In the old days, Las Vegas was a destination for tourists who were fascinated to see an amazing sight: a mushroom cloud from the nearby atomic bomb testings! This was well before they knew how dangerous the fallout from the bombs was, and when they still did above-ground testing. Everyone had heard of The Bomb, especially after the US used the only two that were operational on Japan at the end of WWII. They wanted to see it up close. “Safely”.
We spent a few hours at the Atomic Testing Museum in Vegas, a fascinating place if ever there was one. It’s been very well designed, using a timeline to guide us through the process from Einstein’s theory to Oppenheimer’s nightmare, to today, when the testing ground is pockmarked with hundreds of craters – remnants of the underground testing that followed the above-ground blasts.

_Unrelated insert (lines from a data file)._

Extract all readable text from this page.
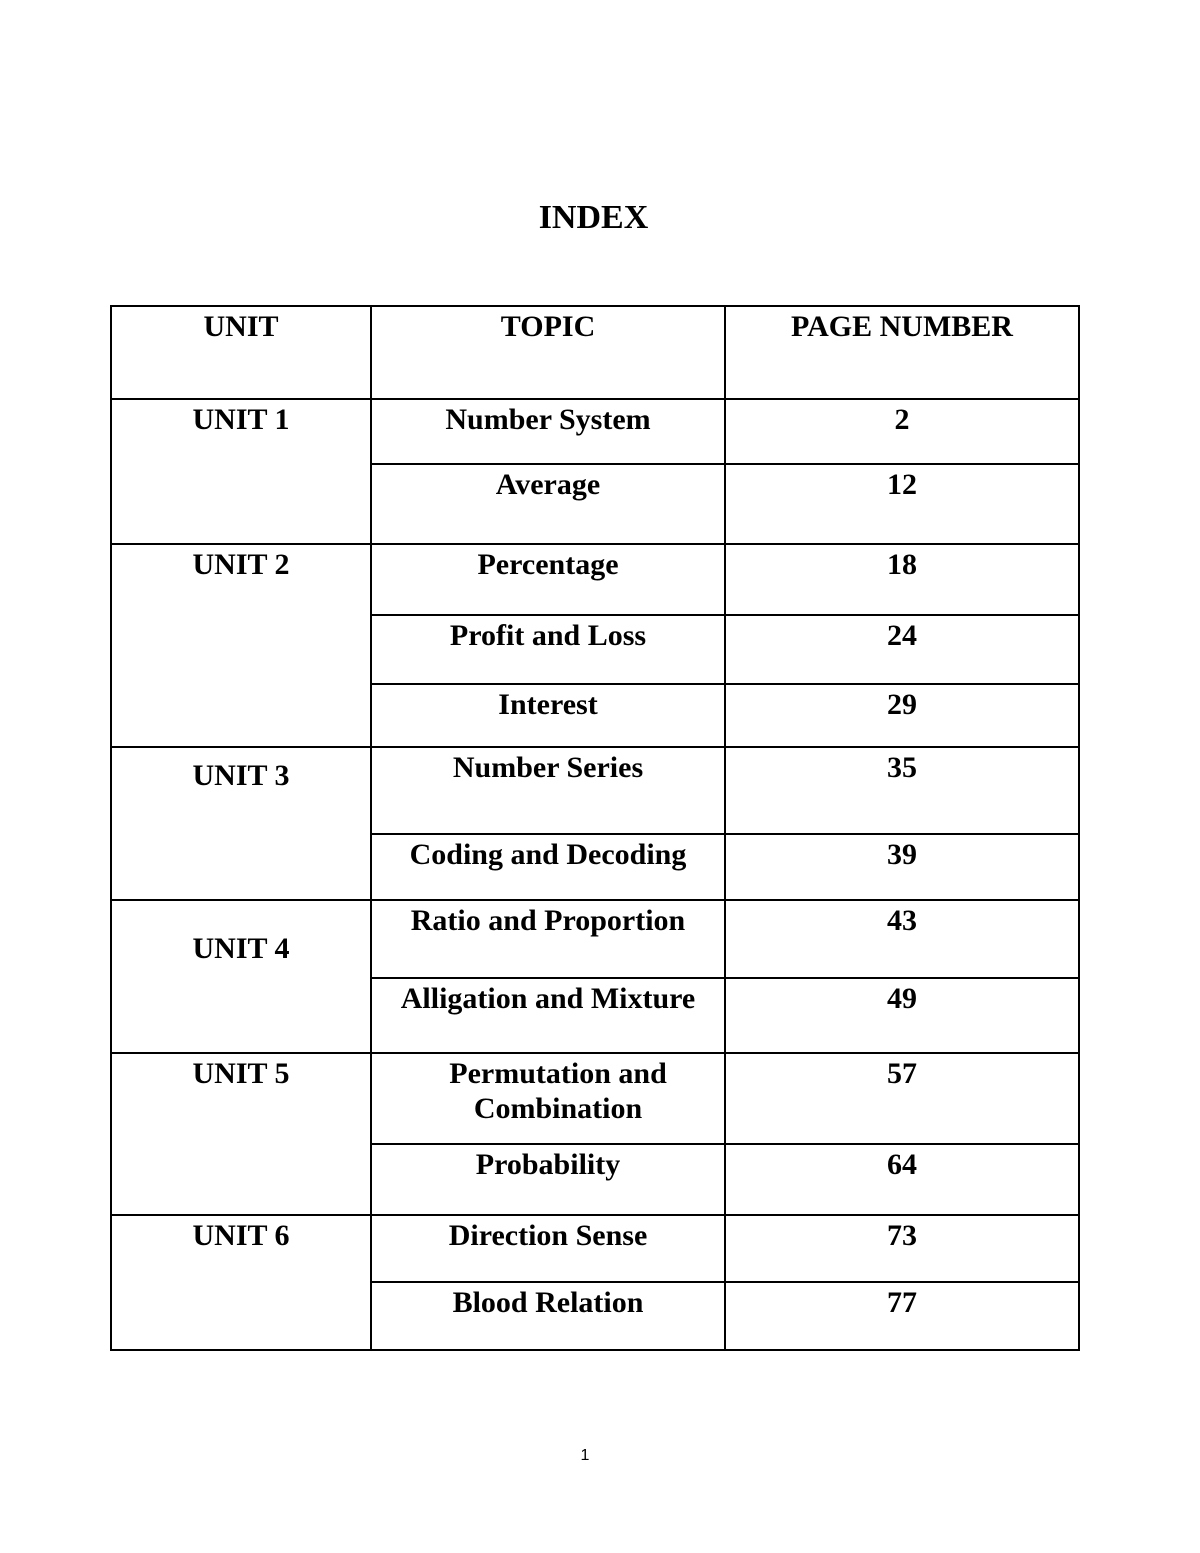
INDEX
UNIT	TOPIC	PAGE NUMBER
UNIT 1	Number System	2
	Average	12
UNIT 2	Percentage	18
	Profit and Loss	24
	Interest	29
UNIT 3	Number Series	35
	Coding and Decoding	39
UNIT 4	Ratio and Proportion	43
	Alligation and Mixture	49
UNIT 5	Permutation and Combination	57
	Probability	64
UNIT 6	Direction Sense	73
	Blood Relation	77
1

We learned about radiation, the research on splitting the atom, the Cold War and nuclear proliferation (and non-proliferation treaties), what countries have them and don’t have them (Canada has the technology, but has decided to be a non-atomic bomb country). It was a fascinating trip through recent history — and, yes, there was film showing children hiding beneath their school desks to practice what to do if a bomb should explode nearby. We even experienced in a theatre what it might look and sound like if we were to experience a blast. It was unsettling.
A little bit of sober reality before we returned to the Strip.